Some lawyers thrive on change and evolution, according to new Northeastern University School of Law professor Andrea Matwyshyn.
She is a prime example, devoting her legal career to what she describes as one of the most fluid fields of the past 15 years: information security.
“Information technology innovation and security are clearly the most pressing issues of our time with regard to markets and national security,” says Matwyshyn, who joined the law school’s faculty this summer.
This fall she is teaching a course dedicated to the evolution of Internet law, with a particular focus on intellectual property, contracts, privacy, and security. She’s also teaching a seminar on information security, which spotlights the emerging debate in Washington between security research and policy.
Information security, as Matwyshyn puts it, “is a course that significantly evolves each year.”
“Certainly,” she adds, “the reality of technology development and innovative new business models, as well as the evolution of more successful cyberattacks on networks, are influences on the seminar’s content.”
Matwyshyn’s research, meanwhile, focuses on the legal implications of innovation and how the changing dynamics of information security and consumer privacy impact innovation and technology entrepreneurship.
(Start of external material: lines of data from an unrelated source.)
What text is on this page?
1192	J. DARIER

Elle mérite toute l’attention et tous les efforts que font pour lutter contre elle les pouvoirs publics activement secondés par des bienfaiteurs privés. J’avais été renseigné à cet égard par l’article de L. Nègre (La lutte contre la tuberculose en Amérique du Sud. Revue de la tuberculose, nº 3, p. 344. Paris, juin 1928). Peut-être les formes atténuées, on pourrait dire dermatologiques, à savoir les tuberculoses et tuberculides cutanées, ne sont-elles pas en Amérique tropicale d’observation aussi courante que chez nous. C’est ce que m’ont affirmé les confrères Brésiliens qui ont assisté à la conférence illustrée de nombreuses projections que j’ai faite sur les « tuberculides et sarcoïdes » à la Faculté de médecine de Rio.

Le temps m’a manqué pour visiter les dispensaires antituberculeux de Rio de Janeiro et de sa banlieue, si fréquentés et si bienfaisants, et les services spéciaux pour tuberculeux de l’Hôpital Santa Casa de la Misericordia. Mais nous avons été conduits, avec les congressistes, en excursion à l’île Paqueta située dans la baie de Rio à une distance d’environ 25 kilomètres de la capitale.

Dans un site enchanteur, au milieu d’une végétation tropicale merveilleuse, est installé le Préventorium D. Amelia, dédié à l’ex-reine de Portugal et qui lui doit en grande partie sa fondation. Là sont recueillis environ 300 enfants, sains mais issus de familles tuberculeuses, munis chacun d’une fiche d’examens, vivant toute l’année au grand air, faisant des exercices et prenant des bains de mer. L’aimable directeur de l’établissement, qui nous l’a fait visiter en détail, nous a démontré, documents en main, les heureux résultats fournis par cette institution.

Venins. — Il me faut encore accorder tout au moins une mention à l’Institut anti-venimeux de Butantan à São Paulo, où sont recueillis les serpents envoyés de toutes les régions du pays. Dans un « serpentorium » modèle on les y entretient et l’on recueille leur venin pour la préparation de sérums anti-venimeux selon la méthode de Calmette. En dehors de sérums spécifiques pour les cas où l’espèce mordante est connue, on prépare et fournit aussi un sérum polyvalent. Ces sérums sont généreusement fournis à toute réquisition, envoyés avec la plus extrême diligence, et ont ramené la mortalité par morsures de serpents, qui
In her 2009 book, Harboring Data: Information Security, Law, and the Corporation, Matwyshyn dives into the common mistakes companies make after suffering data breaches, as well the weaknesses in federal law when it comes to protecting the privacy of both health and financial data.
In recent months, the cyberattacks on the Sony, Jeep, and Ashley Madison websites have captured headlines and highlighted the failure of information security.
Matwyshyn, who noted that Northeastern’s emphasis on growing its information security profile drew her to campus, says that every hack is a reminder for companies to regularly check their cybersecurity systems. As she explains, “Those types of situations highlight the need for constant vigilance with respect to the integrity and confidentiality of information.”